The current owners, a local couple with a penchant for restoring period homes, are putting the place up for sale after a two-year renovation that touched essentially every corner of the property, inside and out, from repointing all of the stonework to dredging the pond and redoing all the floors, plumbing, and heating. That explains the massive price jump from when they scooped it up for just $1.6 million in 2019, after the property had sat empty for years and was then foreclosed under the previous owner, the former hedge-fund manager Buddy Fletcher.
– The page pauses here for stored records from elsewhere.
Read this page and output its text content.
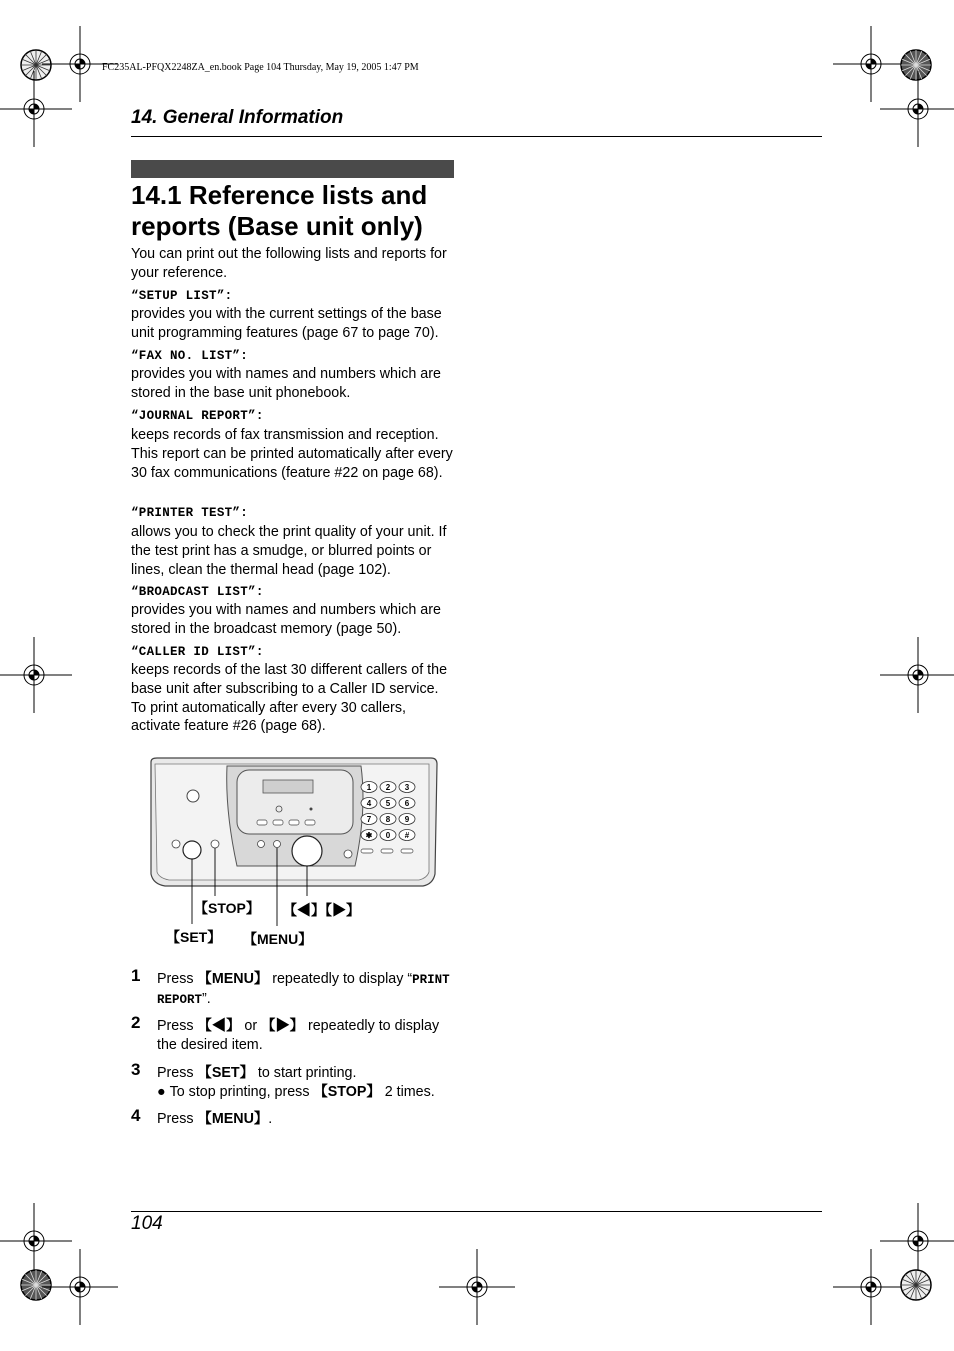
FC235AL-PFQX2248ZA_en.book Page 104 Thursday, May 19, 2005 1:47 PM
14. General Information
14.1 Reference lists and
reports (Base unit only)
You can print out the following lists and reports for your reference.
“SETUP LIST”:
provides you with the current settings of the base unit programming features (page 67 to page 70).
“FAX NO. LIST”:
provides you with names and numbers which are stored in the base unit phonebook.
“JOURNAL REPORT”:
keeps records of fax transmission and reception. This report can be printed automatically after every 30 fax communications (feature #22 on page 68).
“PRINTER TEST”:
allows you to check the print quality of your unit. If the test print has a smudge, or blurred points or lines, clean the thermal head (page 102).
“BROADCAST LIST”:
provides you with names and numbers which are stored in the broadcast memory (page 50).
“CALLER ID LIST”:
keeps records of the last 30 different callers of the base unit after subscribing to a Caller ID service. To print automatically after every 30 callers, activate feature #26 (page 68).
1 2 3
4 5 6
7 8 9
✱ 0 #
【STOP】 【◀】【▶】
【SET】 【MENU】
1 Press 【MENU】 repeatedly to display “PRINT REPORT”.
2 Press 【◀】 or 【▶】 repeatedly to display the desired item.
3 Press 【SET】 to start printing.
● To stop printing, press 【STOP】 2 times.
4 Press 【MENU】.
104
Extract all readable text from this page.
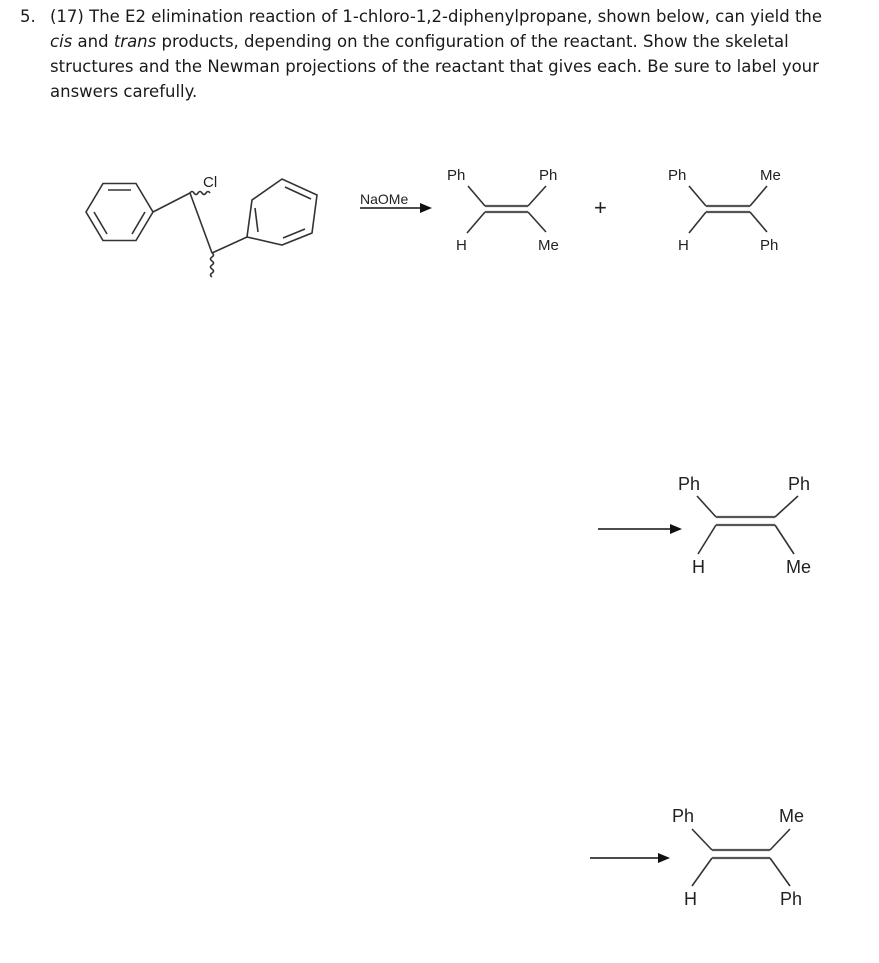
5. (17) The E2 elimination reaction of 1-chloro-1,2-diphenylpropane, shown below, can yield the cis and trans products, depending on the configuration of the reactant. Show the skeletal structures and the Newman projections of the reactant that gives each. Be sure to label your answers carefully.
Cl
NaOMe
Ph	Ph
H	Me
+
Ph	Me
H	Ph
Ph	Ph
H	Me
Ph	Me
H	Ph
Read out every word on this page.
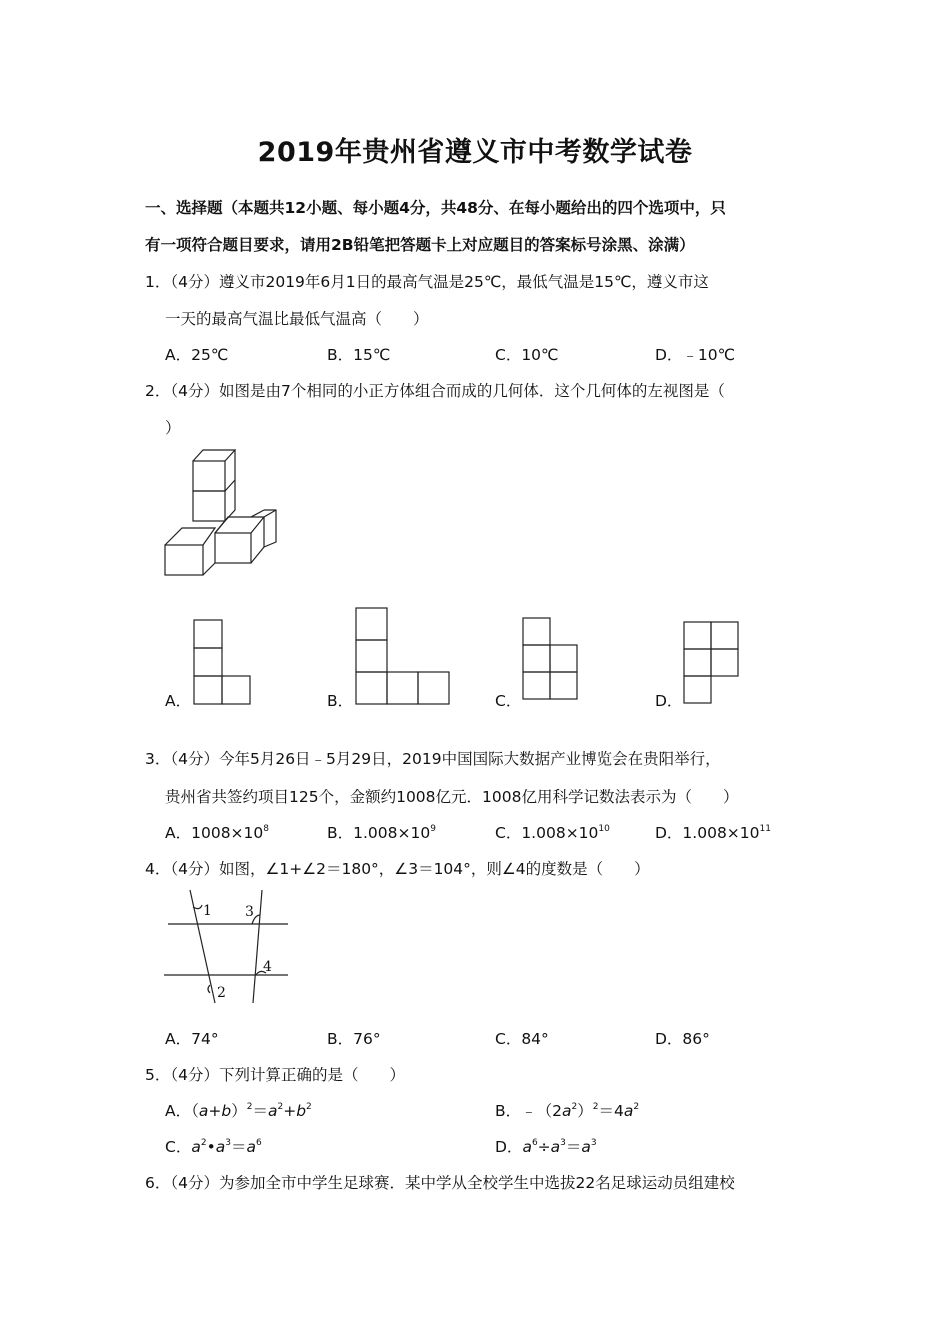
2019年贵州省遵义市中考数学试卷
一、选择题（本题共12小题、每小题4分，共48分、在每小题给出的四个选项中，只
有一项符合题目要求，请用2B铅笔把答题卡上对应题目的答案标号涂黑、涂满）
1．（4分）遵义市2019年6月1日的最高气温是25℃，最低气温是15℃，遵义市这
一天的最高气温比最低气温高（　　）
A．25℃	B．15℃	C．10℃	D．﹣10℃
2．（4分）如图是由7个相同的小正方体组合而成的几何体．这个几何体的左视图是（
）
A．	B．	C．	D．
3．（4分）今年5月26日﹣5月29日，2019中国国际大数据产业博览会在贵阳举行，
贵州省共签约项目125个，金额约1008亿元．1008亿用科学记数法表示为（　　）
A．$1008\times 10^8$	B．$1.008\times 10^9$	C．$1.008\times 10^{10}$	D．$1.008\times 10^{11}$
4．（4分）如图，∠1+∠2＝180°，∠3＝104°，则∠4的度数是（　　）
1 3
4
2
A．74°	B．76°	C．84°	D．86°
5．（4分）下列计算正确的是（　　）
A．$(a+b)^2=a^2+b^2$	B．$﹣(2a^2)^2=4a^2$
C．$a^2•a^3=a^6$	D．$a^6\div a^3=a^3$
6．（4分）为参加全市中学生足球赛．某中学从全校学生中选拔22名足球运动员组建校
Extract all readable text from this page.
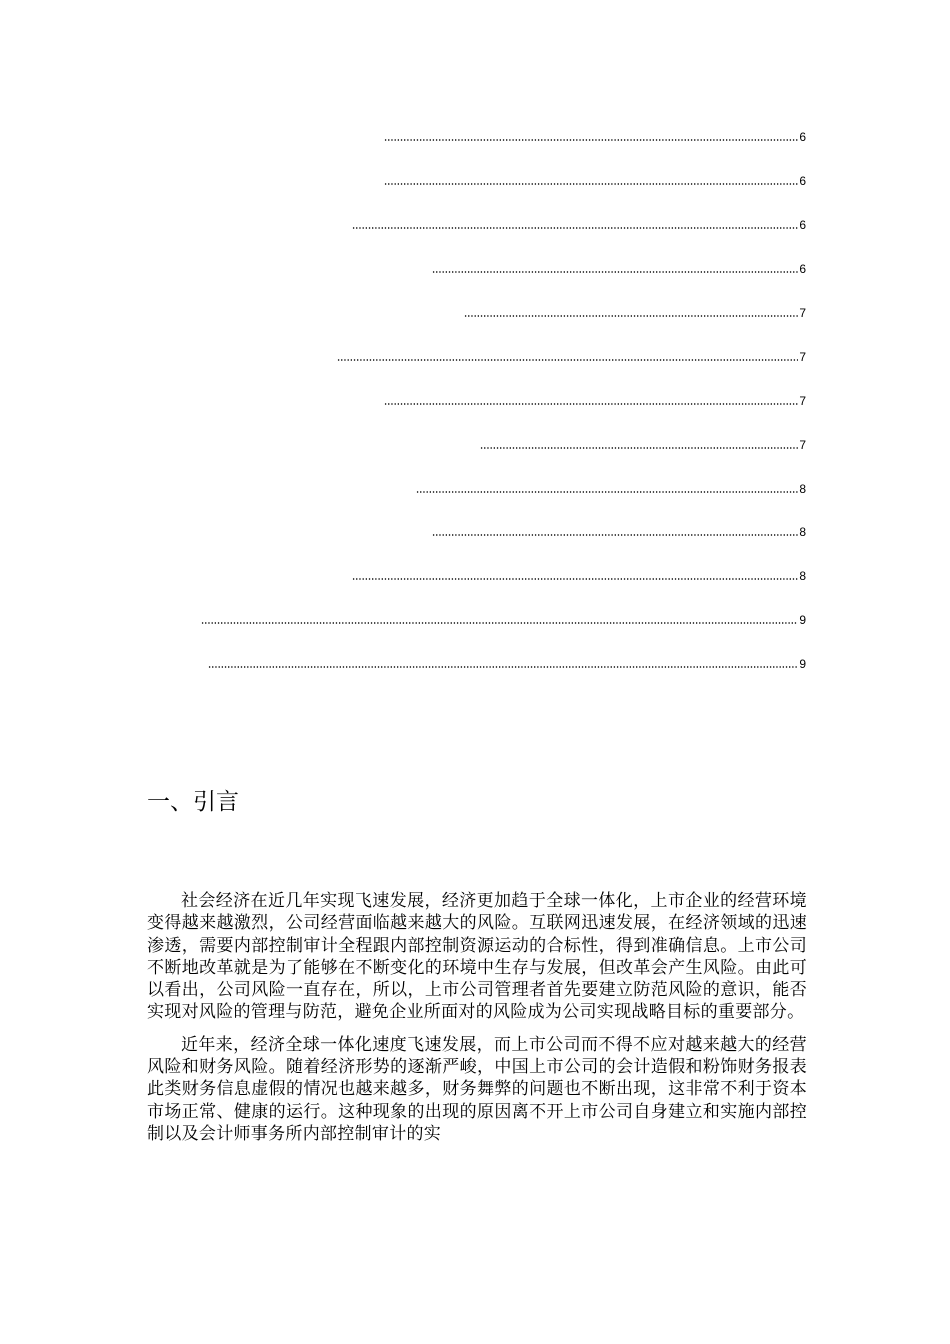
6
6
6
6
7
7
7
7
8
8
8
9
9
一、引言

社会经济在近几年实现飞速发展，经济更加趋于全球一体化，上市企业的经营环境变得越来越激烈，公司经营面临越来越大的风险。互联网迅速发展，在经济领域的迅速渗透，需要内部控制审计全程跟内部控制资源运动的合标性，得到准确信息。上市公司不断地改革就是为了能够在不断变化的环境中生存与发展，但改革会产生风险。由此可以看出，公司风险一直存在，所以，上市公司管理者首先要建立防范风险的意识，能否实现对风险的管理与防范，避免企业所面对的风险成为公司实现战略目标的重要部分。

近年来，经济全球一体化速度飞速发展，而上市公司而不得不应对越来越大的经营风险和财务风险。随着经济形势的逐渐严峻，中国上市公司的会计造假和粉饰财务报表此类财务信息虚假的情况也越来越多，财务舞弊的问题也不断出现，这非常不利于资本市场正常、健康的运行。这种现象的出现的原因离不开上市公司自身建立和实施内部控制以及会计师事务所内部控制审计的实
Listing agents Maria Taylor and Graham Klemm, who have both been visiting the place on and off for 30 years (sometimes while representing the property, other times as a guest of the owner), say the castle is now in its best shape yet. While the kitchen and bathrooms have been updated in a white-and-greige, neatly polished way that could place them in any renovated house down the block, you’ll find some grander, more on-the-nose spaces, like the mahogany-paneled dining room and the living room with 20-foot high beamed ceilings and a huge limestone fireplace.
Per Taylor, there are also “little goodies at every turn,” like a variety of gargoyles, a grotto garden at the lower terrace, and a “cutting sink” — ensconced in an arched nook, with a faucet coming out of floral wall tiles — right as you walk in from the patio doors.